The 1889 Morgan Silver Dollar is like the Holy Grail to coin collectors who seek to collect not only valuable coins, but historically important coins. These coins offer a little something to every numismatist, or people who collect coins. The monetary value is significant for some coins depending on their quality due to the silver content in each coin.
Descriptive points of the Morgan Silver dollar
According to the Morgan Silver dollar price guide, the price of the coins fluctuates depending on the silver’s current price spot. The value of a coin is based on a certain criteria above the silver to copper ratio. It is also based on its physical condition and whether it was used for commerce or if it is an actual proof coin.
Before you buy or sell a Morgan Silver dollar you need to do your own research on your coin or on the one you are thinking of buying. You should learn the price of 1889 silver dollar based on its history, where it was minted and its particular characteristics. It is all well and good to have your coin examined by a respected coin dealer, but you should have a reasonable knowledge about the coins first to assure you are getting quality advice and prices.
The 1889 Morgan silver dollar specific details:
- 90% silver to 10% copper ratio; the silver is weighted at exactly .77344 troy ounces.
- The Morgan was minted at several locations, but only one location functioned for minting Proofs. You should learn the mint marks of the coins:
- CC = Carson City, where 350,000 Morgan coins were minted in 1889 beginning in October of that year; therefore the low number of coins minted.
- O = New Orleans, where 11,875 million coins were minted.
- S =San Francisco, where 750,000 were minted.
- No mark = Philadelphia, where 21,726 million were minted, including 811 proofs.
- Lady Liberty or Miss Liberty is on the Front of the coin with the words, “E Pluribus Unum” and the coin’s year.

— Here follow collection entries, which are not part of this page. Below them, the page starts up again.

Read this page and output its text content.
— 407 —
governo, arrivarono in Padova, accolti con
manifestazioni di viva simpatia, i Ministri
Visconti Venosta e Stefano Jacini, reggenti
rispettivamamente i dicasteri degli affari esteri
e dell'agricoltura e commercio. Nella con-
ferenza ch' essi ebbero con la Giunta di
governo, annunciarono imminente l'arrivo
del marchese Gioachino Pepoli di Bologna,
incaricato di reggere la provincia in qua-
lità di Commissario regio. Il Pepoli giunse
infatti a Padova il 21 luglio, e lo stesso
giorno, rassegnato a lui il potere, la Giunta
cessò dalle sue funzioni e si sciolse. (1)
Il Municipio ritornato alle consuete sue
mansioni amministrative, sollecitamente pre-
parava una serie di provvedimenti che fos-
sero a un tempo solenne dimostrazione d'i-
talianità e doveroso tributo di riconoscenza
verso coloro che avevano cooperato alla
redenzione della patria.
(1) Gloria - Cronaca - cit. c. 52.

- The reverse side has the Bald Eagle and the coin’s value (which is $1) on it with the words, “United States of America”. The mint mark is located below the bow in the eagles talons.

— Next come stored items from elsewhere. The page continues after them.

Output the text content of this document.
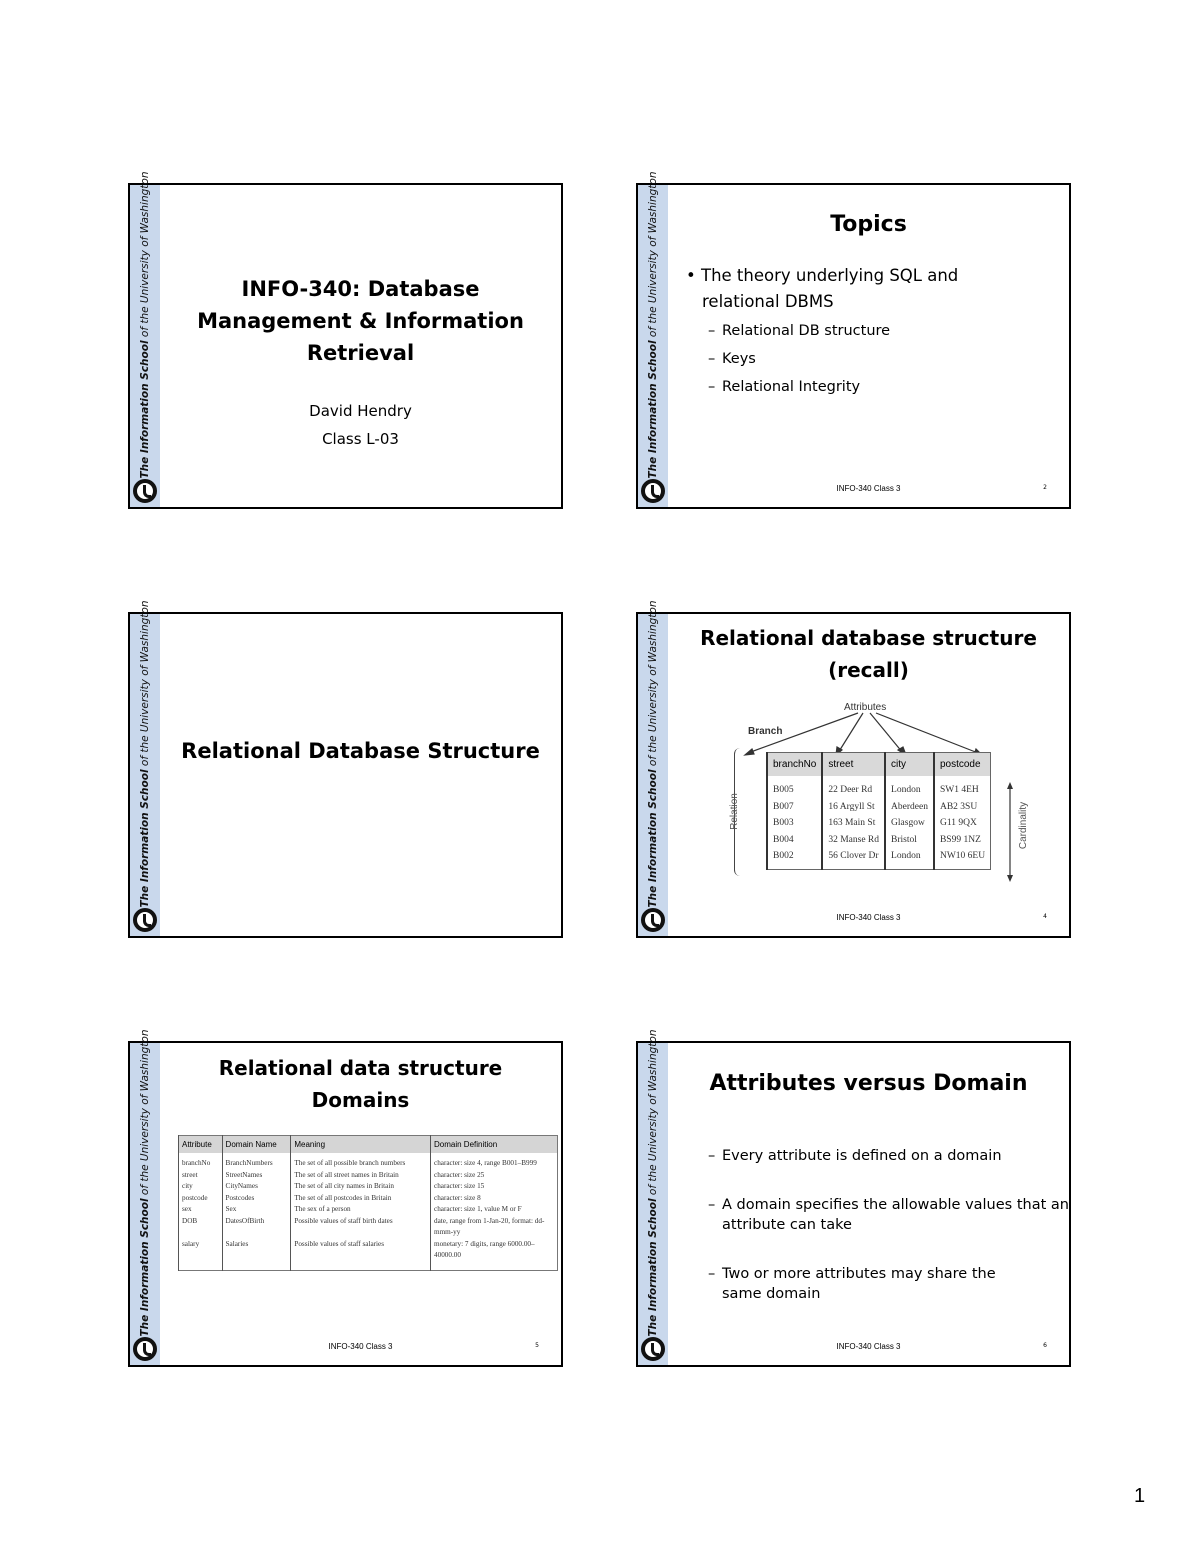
The Information School of the University of Washington	INFO-340: Database
Management & Information
Retrieval
David Hendry
Class L-03	The Information School of the University of Washington	Topics
• The theory underlying SQL and
relational DBMS
– Relational DB structure
– Keys
– Relational Integrity
INFO-340 Class 3	2
The Information School of the University of Washington	Relational Database Structure
The Information School of the University of Washington	Relational database structure
(recall)
Attributes
Branch
Relation
branchNo	street	city	postcode
B005	22 Deer Rd	London	SW1 4EH
B007	16 Argyll St	Aberdeen	AB2 3SU
B003	163 Main St	Glasgow	G11 9QX
B004	32 Manse Rd	Bristol	BS99 1NZ
B002	56 Clover Dr	London	NW10 6EU
Cardinality
INFO-340 Class 3	4
The Information School of the University of Washington	Relational data structure
Domains
Attribute	Domain Name	Meaning	Domain Definition
branchNo	BranchNumbers	The set of all possible branch numbers	character: size 4, range B001–B999
street	StreetNames	The set of all street names in Britain	character: size 25
city	CityNames	The set of all city names in Britain	character: size 15
postcode	Postcodes	The set of all postcodes in Britain	character: size 8
sex	Sex	The sex of a person	character: size 1, value M or F
DOB	DatesOfBirth	Possible values of staff birth dates	date, range from 1-Jan-20, format: dd-mmm-yy
salary	Salaries	Possible values of staff salaries	monetary: 7 digits, range 6000.00–40000.00
INFO-340 Class 3	5
The Information School of the University of Washington	Attributes versus Domain
– Every attribute is defined on a domain
– A domain specifies the allowable values that an attribute can take
– Two or more attributes may share the same domain
INFO-340 Class 3	6
1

- The edges of the coins are grooved.
Among the four mints, only Philadelphia minted proofs, so if someone tries to convince you that a coin they are offering you that has the marks of the other mints is a proof, you now know better. Only 811 proofs were made, so if you find one, you have found something truly rare.
Why so valuable?
You may have noticed that a very large number of coins were minted and you may wonder why they are so valuable if there are so many. Well, there is a pretty good reason for why the value of 1889 silver dollar is so high.
In 1918, Senator Key Pittman sponsored a bill that called for silver coins to be melted into bullion for sell. The bill passed and as a result of the nearly 35 million coins minted, more than 270,000 were melted into bullion. The Silver Act of 1942 melted 52 million more silver coins, including Morgan Silver Dollars. Due to all that melting of silver coins, surviving coins are more valuable.
Most of the coins that have been circulated via commerce that have survived are currently valued at approximately $30. If you find a proof that is in pristine, perfect condition you may have something very valuable on your hands. Remember, proof coins have no mint mark because the proofs were all done at only one of the four mints. If you find such a coin with a high gloss and very strong minting features your coin may be valued at $2,000 to $2,400.
Basic terms to get you started
It is important that you learn the different terms regarding these coins and that you perform due diligence to learn and understand how coin collecting and trading is done to assure you get or pay the right price for the coin.
- Circulated: Used in commerce
- Uncirculated: Not used in commerce
- Proof: minted with special, high gloss and well defined features.
- Mint: Uncirculated condition with no wear on the features and good shine.